T cells expressing various GFP fusion proteins were processed as described above, except that Mitotracker Red staining was omitted and different antibodies were used for staining. Primary antibodies were rabbit anti-TOM20 pAb and mouse anti-tubulin mAb. Secondary antibodies were Alexa Fluor 647 conjugated anti-rabbit IgG and Cy3-conjugated anti-mouse IgG.

Subcellular Fractionation and Western Blotting. Subcellular fractionation by sequential extraction was adapted from a published method (17). Forty million T cells were resuspended in 550 μl of saponin buffer (0.1 M Pipes, 5 mM MgSO4, 10 mM EGTA, 2 mM DTT, protease inhibitor mixture, 13% glycerol, 10 μM paclitaxel, and 0.02% saponin), incubated at 37°C for 10 min, and centrifuged at 1300 × g for 5 min. The pellets were washed with 200 μl of saponin buffer. Supernatants of the two centrifugations were pooled (cytosolic fraction). The pellets were resuspended in 550 μl of TX-100 buffer (saponin buffer plus 1% Triton X-100 without saponin), incubated at 37°C for 5 min, and then centrifuged at 13,500 × g for 7 min. The pellets were washed with 200 μl of TX-100 buffer and centrifuged again. Supernatants of these two centrifugations were pooled (membrane fraction). The pellets were resuspended in 750 μl of SDS buffer (saponin buffer plus 1% SDS without saponin, cytoskeleton fraction). Fractions were sonicated, and protein was recovered by chloroform extraction (18).

The heavy membrane fraction was prepared as follows: 4.5 × 107 T cells per ml were resuspended in ice-cold mitochondrial buffer (19). Cells were homogenized in a ball-bearing homogenizer [H&Y Enterprise, Redwood City, CA (20)] with 20 strokes. Cell lysates were centrifuged at 950 × g for 15 min twice to remove nuclei and intact cells. The supernatants were centrifuged at 10,000 × g for 25 min to acquire the mitochondria-enriched heavy membrane fraction. The heavy membrane pellets were then resuspended in either mitochondrial buffer (pH 7.5) or 0.2 M Na2CO3 (pH 11.5). After an incubation of 40 min, the “washed” heavy membranes were pelleted at 10,000 × g and solubilized in SDS sample buffer.

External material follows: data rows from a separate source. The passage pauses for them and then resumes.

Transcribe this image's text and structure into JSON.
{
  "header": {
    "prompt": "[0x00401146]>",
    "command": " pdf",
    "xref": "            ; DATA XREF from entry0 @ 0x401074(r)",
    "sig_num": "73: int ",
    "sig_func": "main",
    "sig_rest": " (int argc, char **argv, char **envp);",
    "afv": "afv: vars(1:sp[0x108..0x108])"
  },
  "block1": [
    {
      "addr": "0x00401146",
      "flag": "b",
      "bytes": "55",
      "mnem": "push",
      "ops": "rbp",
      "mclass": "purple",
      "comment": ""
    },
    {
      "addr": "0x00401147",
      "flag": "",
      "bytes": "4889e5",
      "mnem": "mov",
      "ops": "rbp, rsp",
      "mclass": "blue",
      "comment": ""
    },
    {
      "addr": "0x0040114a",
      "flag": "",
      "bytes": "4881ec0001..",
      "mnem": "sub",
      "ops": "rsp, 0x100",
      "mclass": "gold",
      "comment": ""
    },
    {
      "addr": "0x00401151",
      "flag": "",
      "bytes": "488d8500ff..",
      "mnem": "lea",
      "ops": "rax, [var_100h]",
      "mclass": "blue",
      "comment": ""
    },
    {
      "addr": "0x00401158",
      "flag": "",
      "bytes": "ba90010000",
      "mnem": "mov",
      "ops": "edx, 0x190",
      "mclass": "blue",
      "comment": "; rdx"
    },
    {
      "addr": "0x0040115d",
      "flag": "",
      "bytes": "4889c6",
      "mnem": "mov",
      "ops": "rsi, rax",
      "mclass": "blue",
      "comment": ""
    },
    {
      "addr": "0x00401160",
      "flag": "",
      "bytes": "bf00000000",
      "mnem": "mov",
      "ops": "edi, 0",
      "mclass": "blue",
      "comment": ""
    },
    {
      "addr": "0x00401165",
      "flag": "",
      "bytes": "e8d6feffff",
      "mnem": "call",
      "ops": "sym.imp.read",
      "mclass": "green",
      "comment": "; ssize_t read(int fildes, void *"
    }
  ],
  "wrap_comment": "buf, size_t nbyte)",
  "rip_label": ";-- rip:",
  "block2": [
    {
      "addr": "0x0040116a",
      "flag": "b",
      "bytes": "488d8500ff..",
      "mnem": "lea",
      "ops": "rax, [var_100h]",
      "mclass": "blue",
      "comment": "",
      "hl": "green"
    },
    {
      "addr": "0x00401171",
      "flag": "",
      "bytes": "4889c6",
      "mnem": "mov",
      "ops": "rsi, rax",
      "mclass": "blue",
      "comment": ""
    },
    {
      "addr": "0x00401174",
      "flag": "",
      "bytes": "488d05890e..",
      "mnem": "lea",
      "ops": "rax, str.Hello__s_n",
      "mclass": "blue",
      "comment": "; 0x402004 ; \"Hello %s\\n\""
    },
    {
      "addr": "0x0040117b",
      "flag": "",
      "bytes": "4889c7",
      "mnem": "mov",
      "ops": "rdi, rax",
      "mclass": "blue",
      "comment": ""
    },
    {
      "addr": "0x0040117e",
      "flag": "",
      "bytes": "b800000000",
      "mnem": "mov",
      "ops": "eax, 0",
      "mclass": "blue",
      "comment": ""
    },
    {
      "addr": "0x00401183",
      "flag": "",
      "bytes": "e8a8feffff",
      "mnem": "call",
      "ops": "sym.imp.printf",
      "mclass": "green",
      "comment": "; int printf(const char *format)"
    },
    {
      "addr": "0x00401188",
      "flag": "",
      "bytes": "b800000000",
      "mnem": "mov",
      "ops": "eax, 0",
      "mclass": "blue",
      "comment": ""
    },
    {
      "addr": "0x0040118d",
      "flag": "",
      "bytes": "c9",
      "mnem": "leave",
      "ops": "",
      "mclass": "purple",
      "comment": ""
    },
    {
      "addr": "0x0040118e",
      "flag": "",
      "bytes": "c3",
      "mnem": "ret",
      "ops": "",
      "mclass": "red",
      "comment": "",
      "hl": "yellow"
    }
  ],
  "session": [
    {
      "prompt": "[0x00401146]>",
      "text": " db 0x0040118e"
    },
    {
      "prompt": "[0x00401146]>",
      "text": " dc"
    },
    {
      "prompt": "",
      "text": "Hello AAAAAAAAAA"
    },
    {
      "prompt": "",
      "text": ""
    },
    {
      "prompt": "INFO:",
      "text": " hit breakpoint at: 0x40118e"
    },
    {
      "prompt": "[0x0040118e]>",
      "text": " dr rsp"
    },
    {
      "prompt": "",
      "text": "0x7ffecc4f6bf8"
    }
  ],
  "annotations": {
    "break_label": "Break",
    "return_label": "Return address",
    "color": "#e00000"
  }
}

Proteins were separated by SDS/PAGE on Criterion 10–20% gradient gels (Bio-Rad) and transferred to Hybond ECL nitrocellulose membranes (Amersham Pharmacia) by a semidry method. Membranes were blocked at room temperature for 1–2 h with Blotto [5% milk/1% FBS in Tris-buffered saline (TBS) plus 0.05% Tween 20] and incubated with the primary antibody for 4 h, washed with several changes of TBS-T (TBS plus 0.05% Tween 20), and then incubated with secondary antibodies for 3 h. Bound secondary antibodies were visualized by ECL detection reagents (Amersham Pharmacia). The pAB used included anti-Bim pAb and anti-heat shock protein 60 (Hsp60) mAb (Stressgen); anti-LC8 mAb (Alexis Biochemicals, San Diego); anti-lactate dehydrogenase (LDH) pAb (Rockland Immunochemicals, Gilbertsville, PA), and anti-TOM40 pAb.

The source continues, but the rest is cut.